The medical and audiological perspectives identify a host of risks related to implant removal without reimplantation, including risk from surgery, general anaesthesia, cochlear ossification and poor audiometric outcomes. The member of the deaf community and bioethicist argue that physicians need to guide the principles of beneficence, non-maleficence and patient autonomy. Taken together, patient desires should be seen as paramount, if the patient is otherwise fit for surgery and well informed.
Similar to the case of device implantation, device explantation should be a multidisciplinary and collaborative decision with the patient and the family's desires at the centre. While every case is different, we offer a CI explantation discussion to assist in clinical decision-making, patient counselling and education.
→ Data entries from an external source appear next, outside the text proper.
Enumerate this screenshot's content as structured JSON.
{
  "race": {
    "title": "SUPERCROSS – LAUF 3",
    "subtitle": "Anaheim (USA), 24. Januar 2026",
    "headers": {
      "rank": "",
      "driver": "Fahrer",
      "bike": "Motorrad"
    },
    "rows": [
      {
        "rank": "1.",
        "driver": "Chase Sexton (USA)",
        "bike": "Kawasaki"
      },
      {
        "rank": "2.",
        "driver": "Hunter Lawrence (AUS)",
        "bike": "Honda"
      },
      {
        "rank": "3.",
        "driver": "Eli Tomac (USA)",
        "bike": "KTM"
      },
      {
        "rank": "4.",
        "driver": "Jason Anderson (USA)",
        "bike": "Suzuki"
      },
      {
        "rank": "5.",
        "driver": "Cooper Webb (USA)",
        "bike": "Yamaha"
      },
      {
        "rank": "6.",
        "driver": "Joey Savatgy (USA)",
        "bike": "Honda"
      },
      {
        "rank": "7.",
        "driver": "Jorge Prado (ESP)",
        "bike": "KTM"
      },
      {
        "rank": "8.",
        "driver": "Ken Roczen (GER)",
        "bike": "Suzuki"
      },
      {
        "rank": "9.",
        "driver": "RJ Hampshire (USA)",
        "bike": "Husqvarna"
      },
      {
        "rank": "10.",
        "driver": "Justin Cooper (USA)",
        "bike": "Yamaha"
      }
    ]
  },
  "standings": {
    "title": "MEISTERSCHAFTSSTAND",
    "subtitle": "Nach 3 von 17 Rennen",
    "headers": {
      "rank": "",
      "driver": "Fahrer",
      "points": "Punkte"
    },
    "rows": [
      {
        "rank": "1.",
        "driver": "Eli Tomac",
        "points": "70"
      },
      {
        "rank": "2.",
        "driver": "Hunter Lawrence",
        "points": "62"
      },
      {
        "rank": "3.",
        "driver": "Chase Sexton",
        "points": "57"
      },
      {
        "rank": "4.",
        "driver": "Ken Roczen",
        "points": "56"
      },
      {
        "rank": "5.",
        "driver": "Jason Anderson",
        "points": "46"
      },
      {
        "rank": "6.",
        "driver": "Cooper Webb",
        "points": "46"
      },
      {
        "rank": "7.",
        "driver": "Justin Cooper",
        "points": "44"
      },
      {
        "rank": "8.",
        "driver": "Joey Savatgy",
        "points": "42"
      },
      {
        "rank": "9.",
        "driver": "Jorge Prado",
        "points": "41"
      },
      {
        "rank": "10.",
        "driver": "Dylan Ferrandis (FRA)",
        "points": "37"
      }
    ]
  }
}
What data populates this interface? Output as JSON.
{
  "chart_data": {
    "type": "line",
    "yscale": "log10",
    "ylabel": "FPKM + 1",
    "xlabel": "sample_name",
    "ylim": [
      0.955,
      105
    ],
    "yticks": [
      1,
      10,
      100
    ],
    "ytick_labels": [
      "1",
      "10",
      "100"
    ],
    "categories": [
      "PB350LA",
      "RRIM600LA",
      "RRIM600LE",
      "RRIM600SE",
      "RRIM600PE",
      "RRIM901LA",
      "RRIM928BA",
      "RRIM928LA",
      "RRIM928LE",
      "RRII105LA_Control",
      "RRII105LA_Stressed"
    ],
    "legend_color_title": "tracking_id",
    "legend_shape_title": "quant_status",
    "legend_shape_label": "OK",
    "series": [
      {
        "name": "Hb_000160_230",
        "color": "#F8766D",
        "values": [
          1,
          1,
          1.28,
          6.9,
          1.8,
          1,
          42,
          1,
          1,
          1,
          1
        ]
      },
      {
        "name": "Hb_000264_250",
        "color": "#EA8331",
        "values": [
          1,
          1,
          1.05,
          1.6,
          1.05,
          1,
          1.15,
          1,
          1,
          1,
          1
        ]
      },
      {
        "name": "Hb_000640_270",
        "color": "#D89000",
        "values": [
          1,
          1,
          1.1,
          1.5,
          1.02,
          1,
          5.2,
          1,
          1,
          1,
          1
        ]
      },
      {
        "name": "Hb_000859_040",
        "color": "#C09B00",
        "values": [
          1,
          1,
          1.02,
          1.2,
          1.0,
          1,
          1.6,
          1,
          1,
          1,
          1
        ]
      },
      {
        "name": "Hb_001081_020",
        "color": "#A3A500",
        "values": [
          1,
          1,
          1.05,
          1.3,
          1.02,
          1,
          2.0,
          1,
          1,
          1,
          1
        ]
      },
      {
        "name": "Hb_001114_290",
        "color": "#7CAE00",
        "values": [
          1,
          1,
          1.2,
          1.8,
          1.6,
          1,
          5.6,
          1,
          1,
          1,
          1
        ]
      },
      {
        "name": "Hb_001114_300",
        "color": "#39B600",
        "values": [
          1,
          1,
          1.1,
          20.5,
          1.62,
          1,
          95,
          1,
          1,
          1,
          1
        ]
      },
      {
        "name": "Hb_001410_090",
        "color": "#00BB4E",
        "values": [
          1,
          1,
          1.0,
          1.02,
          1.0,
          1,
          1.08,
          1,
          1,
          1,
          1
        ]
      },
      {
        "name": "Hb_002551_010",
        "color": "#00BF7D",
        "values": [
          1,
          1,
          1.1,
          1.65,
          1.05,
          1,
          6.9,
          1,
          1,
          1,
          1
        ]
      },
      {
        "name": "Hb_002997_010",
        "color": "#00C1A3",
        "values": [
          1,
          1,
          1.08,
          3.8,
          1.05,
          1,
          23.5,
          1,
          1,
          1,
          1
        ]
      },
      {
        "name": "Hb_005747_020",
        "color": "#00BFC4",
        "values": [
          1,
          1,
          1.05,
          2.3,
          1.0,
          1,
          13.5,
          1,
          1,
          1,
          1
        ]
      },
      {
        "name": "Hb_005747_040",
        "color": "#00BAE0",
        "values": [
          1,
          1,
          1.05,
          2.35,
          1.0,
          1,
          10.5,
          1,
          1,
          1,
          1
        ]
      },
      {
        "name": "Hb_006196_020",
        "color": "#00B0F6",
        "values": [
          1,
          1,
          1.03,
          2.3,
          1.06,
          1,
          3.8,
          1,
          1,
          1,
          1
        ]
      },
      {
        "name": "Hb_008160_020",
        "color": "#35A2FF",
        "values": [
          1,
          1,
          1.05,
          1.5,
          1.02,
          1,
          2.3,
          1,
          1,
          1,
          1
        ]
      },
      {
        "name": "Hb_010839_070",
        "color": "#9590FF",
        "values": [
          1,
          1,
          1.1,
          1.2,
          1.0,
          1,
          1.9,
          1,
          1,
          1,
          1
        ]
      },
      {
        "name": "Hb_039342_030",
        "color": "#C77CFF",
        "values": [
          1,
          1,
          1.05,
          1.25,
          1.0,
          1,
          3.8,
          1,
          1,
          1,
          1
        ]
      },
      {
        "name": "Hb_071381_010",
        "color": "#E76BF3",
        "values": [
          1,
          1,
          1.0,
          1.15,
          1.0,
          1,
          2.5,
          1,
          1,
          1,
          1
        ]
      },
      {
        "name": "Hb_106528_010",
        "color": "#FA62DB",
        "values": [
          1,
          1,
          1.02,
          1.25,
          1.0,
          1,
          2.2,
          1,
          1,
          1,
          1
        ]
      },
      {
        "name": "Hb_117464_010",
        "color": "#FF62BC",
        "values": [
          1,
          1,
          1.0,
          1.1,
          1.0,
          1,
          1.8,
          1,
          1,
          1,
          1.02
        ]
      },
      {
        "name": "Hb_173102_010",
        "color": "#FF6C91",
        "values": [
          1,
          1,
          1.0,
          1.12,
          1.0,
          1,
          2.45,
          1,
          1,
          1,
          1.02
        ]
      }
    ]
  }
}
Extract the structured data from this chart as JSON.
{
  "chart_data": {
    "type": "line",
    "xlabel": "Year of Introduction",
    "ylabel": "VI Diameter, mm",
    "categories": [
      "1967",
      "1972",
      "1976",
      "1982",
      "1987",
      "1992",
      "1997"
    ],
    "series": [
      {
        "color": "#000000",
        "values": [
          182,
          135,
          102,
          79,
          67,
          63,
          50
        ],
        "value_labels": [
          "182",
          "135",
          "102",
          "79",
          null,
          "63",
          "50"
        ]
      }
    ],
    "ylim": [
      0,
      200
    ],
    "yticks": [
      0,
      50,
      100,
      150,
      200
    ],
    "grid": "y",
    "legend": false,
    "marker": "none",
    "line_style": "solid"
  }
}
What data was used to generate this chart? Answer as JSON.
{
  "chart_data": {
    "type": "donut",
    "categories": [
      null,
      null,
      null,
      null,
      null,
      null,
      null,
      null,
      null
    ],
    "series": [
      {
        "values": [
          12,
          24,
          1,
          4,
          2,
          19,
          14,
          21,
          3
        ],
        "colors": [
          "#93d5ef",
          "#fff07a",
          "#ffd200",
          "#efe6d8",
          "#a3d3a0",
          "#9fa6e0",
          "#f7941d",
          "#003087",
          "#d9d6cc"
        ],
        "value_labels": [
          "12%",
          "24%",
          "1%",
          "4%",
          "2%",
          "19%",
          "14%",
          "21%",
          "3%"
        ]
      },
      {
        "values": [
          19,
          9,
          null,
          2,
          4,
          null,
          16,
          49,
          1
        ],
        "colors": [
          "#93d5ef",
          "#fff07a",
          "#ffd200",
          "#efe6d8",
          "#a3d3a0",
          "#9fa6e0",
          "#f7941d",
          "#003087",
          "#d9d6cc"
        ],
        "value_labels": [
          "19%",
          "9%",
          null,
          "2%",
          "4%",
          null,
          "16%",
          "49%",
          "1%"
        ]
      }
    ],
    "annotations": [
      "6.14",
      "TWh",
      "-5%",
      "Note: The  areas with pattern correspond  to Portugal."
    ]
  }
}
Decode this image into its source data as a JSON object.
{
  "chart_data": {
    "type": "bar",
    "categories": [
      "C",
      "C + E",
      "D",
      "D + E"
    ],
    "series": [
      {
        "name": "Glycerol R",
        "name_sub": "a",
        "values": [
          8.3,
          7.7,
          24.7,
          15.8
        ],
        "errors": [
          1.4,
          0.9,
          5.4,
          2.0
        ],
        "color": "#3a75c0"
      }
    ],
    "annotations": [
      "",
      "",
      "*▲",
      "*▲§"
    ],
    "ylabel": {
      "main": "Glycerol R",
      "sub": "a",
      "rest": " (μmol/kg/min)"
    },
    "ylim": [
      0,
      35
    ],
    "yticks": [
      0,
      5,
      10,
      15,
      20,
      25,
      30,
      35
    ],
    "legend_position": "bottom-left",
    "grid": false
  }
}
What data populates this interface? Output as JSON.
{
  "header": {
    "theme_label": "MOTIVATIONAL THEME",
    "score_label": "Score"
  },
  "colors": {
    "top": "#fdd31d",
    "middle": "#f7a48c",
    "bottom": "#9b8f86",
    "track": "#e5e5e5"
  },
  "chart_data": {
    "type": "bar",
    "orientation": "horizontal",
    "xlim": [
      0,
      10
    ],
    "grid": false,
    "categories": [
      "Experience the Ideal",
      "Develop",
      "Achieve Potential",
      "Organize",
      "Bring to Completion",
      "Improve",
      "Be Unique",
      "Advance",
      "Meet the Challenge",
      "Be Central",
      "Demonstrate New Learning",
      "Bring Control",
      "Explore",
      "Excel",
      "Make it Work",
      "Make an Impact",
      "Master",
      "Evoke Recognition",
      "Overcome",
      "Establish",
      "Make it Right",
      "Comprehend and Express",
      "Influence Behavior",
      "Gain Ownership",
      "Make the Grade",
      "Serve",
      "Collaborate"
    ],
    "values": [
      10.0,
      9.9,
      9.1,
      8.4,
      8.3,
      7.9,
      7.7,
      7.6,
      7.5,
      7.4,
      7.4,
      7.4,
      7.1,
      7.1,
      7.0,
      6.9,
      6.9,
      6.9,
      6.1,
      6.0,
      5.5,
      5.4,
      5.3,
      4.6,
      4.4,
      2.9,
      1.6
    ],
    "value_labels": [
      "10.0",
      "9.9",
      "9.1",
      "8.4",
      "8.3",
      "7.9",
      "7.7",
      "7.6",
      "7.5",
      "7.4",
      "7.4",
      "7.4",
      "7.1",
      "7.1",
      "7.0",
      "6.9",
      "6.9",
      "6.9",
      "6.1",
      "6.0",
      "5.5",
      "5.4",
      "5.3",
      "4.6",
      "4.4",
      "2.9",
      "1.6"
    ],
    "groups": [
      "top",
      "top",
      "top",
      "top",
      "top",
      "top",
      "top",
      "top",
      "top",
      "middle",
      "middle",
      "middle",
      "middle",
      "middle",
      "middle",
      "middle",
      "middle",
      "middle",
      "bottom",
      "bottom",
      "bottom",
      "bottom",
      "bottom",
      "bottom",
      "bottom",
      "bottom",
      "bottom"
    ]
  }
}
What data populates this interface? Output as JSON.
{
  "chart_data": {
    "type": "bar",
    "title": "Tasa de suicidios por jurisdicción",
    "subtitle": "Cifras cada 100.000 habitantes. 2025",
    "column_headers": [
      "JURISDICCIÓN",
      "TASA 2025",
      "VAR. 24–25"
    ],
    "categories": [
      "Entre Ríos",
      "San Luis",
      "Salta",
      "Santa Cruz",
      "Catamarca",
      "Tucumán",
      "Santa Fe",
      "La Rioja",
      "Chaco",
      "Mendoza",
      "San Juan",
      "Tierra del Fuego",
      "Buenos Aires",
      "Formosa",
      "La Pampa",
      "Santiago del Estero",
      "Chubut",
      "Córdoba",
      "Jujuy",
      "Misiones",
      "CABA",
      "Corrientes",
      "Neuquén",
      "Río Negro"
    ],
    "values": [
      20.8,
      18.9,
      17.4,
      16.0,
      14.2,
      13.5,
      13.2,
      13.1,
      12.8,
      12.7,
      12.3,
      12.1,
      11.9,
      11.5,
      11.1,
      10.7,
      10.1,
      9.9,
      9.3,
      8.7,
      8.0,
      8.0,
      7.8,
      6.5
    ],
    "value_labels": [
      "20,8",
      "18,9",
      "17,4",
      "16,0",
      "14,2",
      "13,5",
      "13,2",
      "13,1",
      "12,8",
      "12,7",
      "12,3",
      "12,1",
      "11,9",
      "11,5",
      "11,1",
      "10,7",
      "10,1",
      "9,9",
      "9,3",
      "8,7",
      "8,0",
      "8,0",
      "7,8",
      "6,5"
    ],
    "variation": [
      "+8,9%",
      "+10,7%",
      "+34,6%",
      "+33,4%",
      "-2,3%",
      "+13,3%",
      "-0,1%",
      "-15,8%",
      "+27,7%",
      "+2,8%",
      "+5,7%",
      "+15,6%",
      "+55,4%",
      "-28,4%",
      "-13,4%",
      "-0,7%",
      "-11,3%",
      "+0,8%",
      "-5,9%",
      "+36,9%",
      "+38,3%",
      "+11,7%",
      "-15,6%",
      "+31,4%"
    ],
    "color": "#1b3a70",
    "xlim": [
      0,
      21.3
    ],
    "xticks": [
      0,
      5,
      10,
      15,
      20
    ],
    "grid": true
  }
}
因纯粹的选择性(如心理和情绪)原因而进行耳蜗摘出的研究并不充分。在此,我们旨在提供有关选择性人工耳蜗植入(CI)取出的数据和专家意见,以帮助指导临床决策并制定与 CI 取出相关的指南。
我们通过三种方法来实现这些目标:一名患者因期望选择性 CI 取出而行案例报告;对文献进行回顾和由外科医生、听力学家、生物伦理学家、CI 用户和聋人社区成员进行的专家讨论。
使用三个在线科学数据库进行了系统综述。纳入的文章涉及小儿人工耳蜗植入的益处和/或并发症、有或无修正手术的 CI 取出以及医学和聋人社区在人工耳蜗植入和取出方面的伦理辩论。
医疗和听力学观点确定了与不重新植入相关的一系列植入物移除风险,包括手术、全身麻醉、耳蜗骨化和听力结果不佳的风险。聋人社区成员和生物伦理学家认为,医生需要指导有益于患者、避免伤害和患者自主的原则。总之,如果患者适合手术且知情同意,患者的愿望应被视为首要考虑因素。
与装置植入的情况类似,装置取出也应是一个多学科和协作的决策过程,以患者及其家庭的愿望为中心。虽然每个病例都不同,但我们提供 CI 取出讨论,以协助临床决策、患者咨询和教育。